A researcher decides, out of curiosity, to see if it's just human adults that are dangerous, and how far back that 'dangerous' could be listed. Then they read the study of a human toddler named Pib, and research other human toddlers aboard other ships that employ adult humans. Let's just say the kill counts for the toddlers, and the description of what these kids did, caused the researcher to end up in therapy, terrified of human children.
@internutter/challenge-03024-h101-mostly-harmless-you-say -- Fighting Fit
Researcher Ornsen should have known that undertaking veracity research into the whole "Humans Are Space Orcs" thing was just asking for trouble. Ze started with noble intentions, which we all know is the final impetus on the slippery dip to Hades.
Case file: Human Pib. The first known toddler with a kill count. There were others that sprang up, but Pib was the first. Therefore, they were also the most notorious. The worrying part was that there was no de-escalation of incidents in Pib's record. In fact, the incidents seemed to be increasingly more precise.
Research into Human young was disturbing. Even at their most helpless, they could randomly emit any number of toxic substances. Debate continued to rage as to whether this was a survival mechanism or not[1]. However, the key point appeared to be when the Human larvae reached the stage where they could move themselves about and manipulate their environment. That was when things became -at least scientifically- interesting.
Humans could do so much damage with rice puffs, rusks, and assorted sweet pastes. They were among one of the few species who could safely ingest the highly dangerous peanut[2], and viewed it as a treat. They even fed it to their animal ambassadors, the dogs.
Deathworlders. They're wacky.
As the research continued, Ornsen discovered the true horror. Most of these Human larvae had killed by accident rather than design. When it came to design, it was the 'kids' between five and eight who could cause the most damage to the enemy.

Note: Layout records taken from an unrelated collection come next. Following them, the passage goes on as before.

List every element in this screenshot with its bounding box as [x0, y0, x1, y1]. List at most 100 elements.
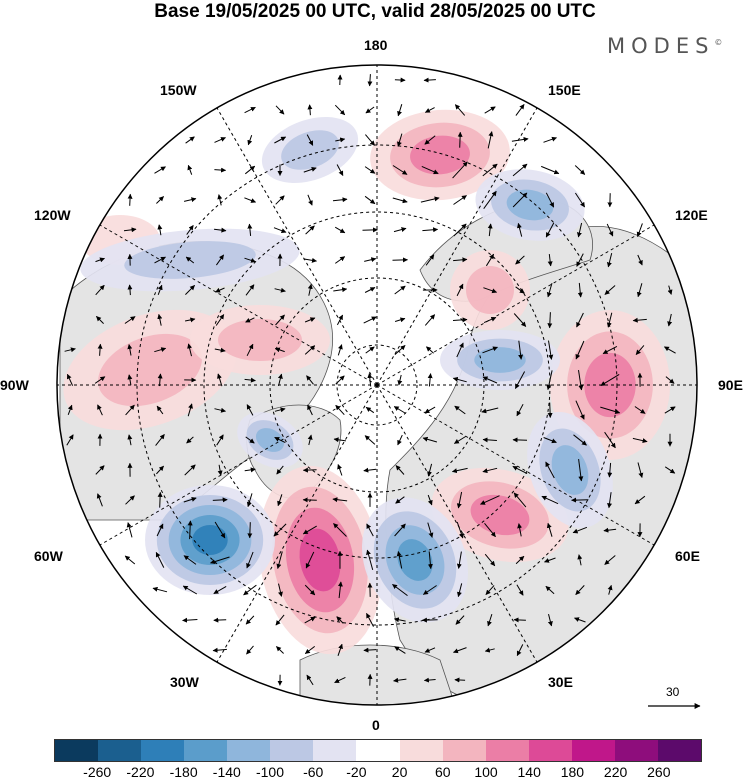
wind-vector-arrow: [602, 345, 618, 355]
wind-vector-arrow: [394, 646, 406, 654]
anomaly-contour: [281, 130, 339, 170]
wind-vector-arrow: [244, 377, 256, 383]
wind-vector-arrow: [637, 254, 643, 266]
wind-vector-arrow: [516, 644, 524, 657]
wind-vector-arrow: [154, 256, 166, 264]
wind-vector-arrow: [512, 465, 528, 475]
wind-vector-arrow: [543, 437, 557, 444]
wind-vector-arrow: [393, 406, 407, 414]
wind-vector-arrow: [333, 523, 347, 537]
latitude-circle: [336, 344, 418, 426]
wind-vector-arrow: [393, 677, 407, 683]
wind-vector-arrow: [333, 437, 346, 443]
wind-vector-arrow: [217, 373, 223, 387]
lon-label-30e: 30E: [548, 674, 573, 690]
wind-vector-arrow: [210, 556, 230, 565]
wind-vector-arrow: [126, 522, 133, 538]
wind-vector-arrow: [125, 404, 135, 416]
wind-vector-arrow: [452, 376, 467, 383]
modes-logo-text: MODES: [607, 34, 715, 58]
wind-vector-arrow: [396, 133, 403, 147]
map-title: Base 19/05/2025 00 UTC, valid 28/05/2025…: [154, 1, 596, 22]
wind-vector-arrow: [513, 617, 526, 623]
wind-vector-arrow: [487, 131, 494, 149]
wind-vector-arrow: [182, 617, 198, 623]
wind-vector-arrow: [515, 555, 525, 565]
colorbar-tick-label: -100: [255, 764, 285, 780]
wind-vector-arrow: [607, 462, 613, 478]
wind-vector-arrow: [427, 373, 433, 387]
wind-vector-arrow: [157, 313, 163, 326]
wind-vector-arrow: [214, 347, 226, 353]
anomaly-contour: [255, 428, 285, 452]
wind-vector-arrow: [453, 436, 466, 444]
wind-vector-arrow: [213, 585, 227, 595]
wind-vector-arrow: [337, 643, 343, 656]
wind-vector-arrow: [453, 647, 467, 654]
wind-vector-arrow: [575, 585, 585, 595]
wind-vector-arrow: [366, 612, 374, 627]
meridian-line: [99, 224, 378, 386]
meridian-line: [376, 384, 538, 663]
wind-vector-arrow: [186, 436, 194, 444]
wind-vector-arrow: [335, 375, 345, 385]
wind-vector-arrow: [541, 165, 560, 175]
anomaly-contour: [410, 135, 470, 175]
wind-vector-arrow: [454, 677, 466, 683]
wind-vector-arrow: [578, 459, 584, 482]
colorbar-ticks: -260 -220 -180 -140 -100 -60 -20 20 60 100 140 180 2…: [0, 764, 750, 782]
wind-vector-arrow: [274, 347, 285, 353]
wind-vector-arrow: [427, 551, 433, 570]
wind-vector-arrow: [307, 283, 313, 296]
wind-vector-arrow: [246, 493, 253, 508]
wind-vector-arrow: [455, 615, 465, 625]
anomaly-contour: [397, 539, 433, 581]
wind-vector-arrow: [364, 435, 376, 445]
wind-vector-arrow: [544, 557, 556, 563]
colorbar-swatch: [399, 740, 443, 761]
wind-vector-arrow: [394, 77, 406, 83]
wind-vector-arrow: [154, 347, 167, 353]
wind-vector-arrow: [421, 165, 439, 175]
wind-vector-arrow: [603, 527, 617, 533]
wind-vector-arrow: [425, 254, 435, 266]
wind-vector-arrow: [484, 522, 496, 538]
colorbar-tick-label: -220: [126, 764, 155, 780]
wind-vector-arrow: [337, 464, 343, 476]
wind-vector-arrow: [543, 136, 557, 143]
wind-vector-arrow: [482, 163, 498, 177]
colorbar-tick-label: 180: [560, 764, 585, 780]
wind-vector-arrow: [573, 434, 587, 446]
wind-vector-arrow: [427, 522, 434, 538]
wind-vector-arrow: [574, 192, 586, 208]
wind-vector-arrow: [244, 106, 256, 114]
colorbar-swatch: [141, 740, 185, 761]
wind-vector-arrow: [274, 287, 286, 293]
wind-vector-arrow: [392, 197, 408, 204]
wind-vector-arrow: [577, 554, 583, 566]
wind-vector-arrow: [363, 647, 377, 653]
wind-vector-arrow: [275, 105, 285, 115]
wind-vector-arrow: [246, 404, 254, 416]
wind-vector-arrow: [396, 551, 403, 569]
wind-vector-arrow: [243, 584, 257, 596]
wind-vector-arrow: [127, 344, 133, 356]
wind-vector-arrow: [513, 313, 527, 327]
wind-vector-arrow: [547, 254, 553, 267]
wind-vector-arrow: [667, 313, 673, 327]
wind-vector-arrow: [276, 465, 284, 475]
wind-vector-arrow: [213, 617, 227, 623]
wind-vector-arrow: [546, 282, 553, 298]
wind-vector-arrow: [215, 254, 225, 266]
wind-vector-arrow: [277, 494, 283, 507]
wind-vector-arrow: [394, 523, 406, 537]
reference-vector-label: 30: [666, 685, 680, 699]
colorbar-swatch: [270, 740, 314, 761]
wind-vector-arrow: [306, 674, 314, 686]
meridian-line: [376, 224, 655, 386]
wind-vector-arrow: [515, 286, 525, 294]
wind-vector-arrow: [127, 193, 133, 206]
wind-vector-arrow: [518, 340, 524, 360]
wind-vector-arrow: [483, 287, 498, 294]
wind-vector-arrow: [392, 165, 408, 175]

They knew what they should not do, why they should not do it, and what those things did to people. And they could do it on purpose to the "bad guys". Often with frightening accuracy.
Human Pib, Ornsen checked, was entering teenagerhood. The time of life when a Human most feared what other people thought of them. Yet, this Ships' Human was going on field trips with Planetary Surveys because he was just so gosh-darn good at crisis management.
His parentals recognised an early skill and encouraged creative solutions. The most creative of those had involved putting out a fire with... s'mores. Since the fire was on a pirate ship, nobody else was mad.
And now... the kid was doing it more or less professionally. According to records, Pib had a compulsive habit of cataloguing the chemical properties of everything around him and stockpiling things that "could come in handy".
The worrying part was that they frequently did.
Other Human Larvae did not lag far behind Pib. By accident or design, they were formidable warriors before they could reliably walk.
Ornsen started having the nightmares a month in to hir research paper's progress.
[1] On one hand, the noxious emissions could discourage predators, on the other, it could let them know where the vulnerable prey was.
[2] This is not, astonishingly, the most dangerous nut in the known universe. That crown goes to the cashew, which has to go through an intense treatment process to be edible without delivering chemical burns to the consumer. Many Galactics are surprised to learn this.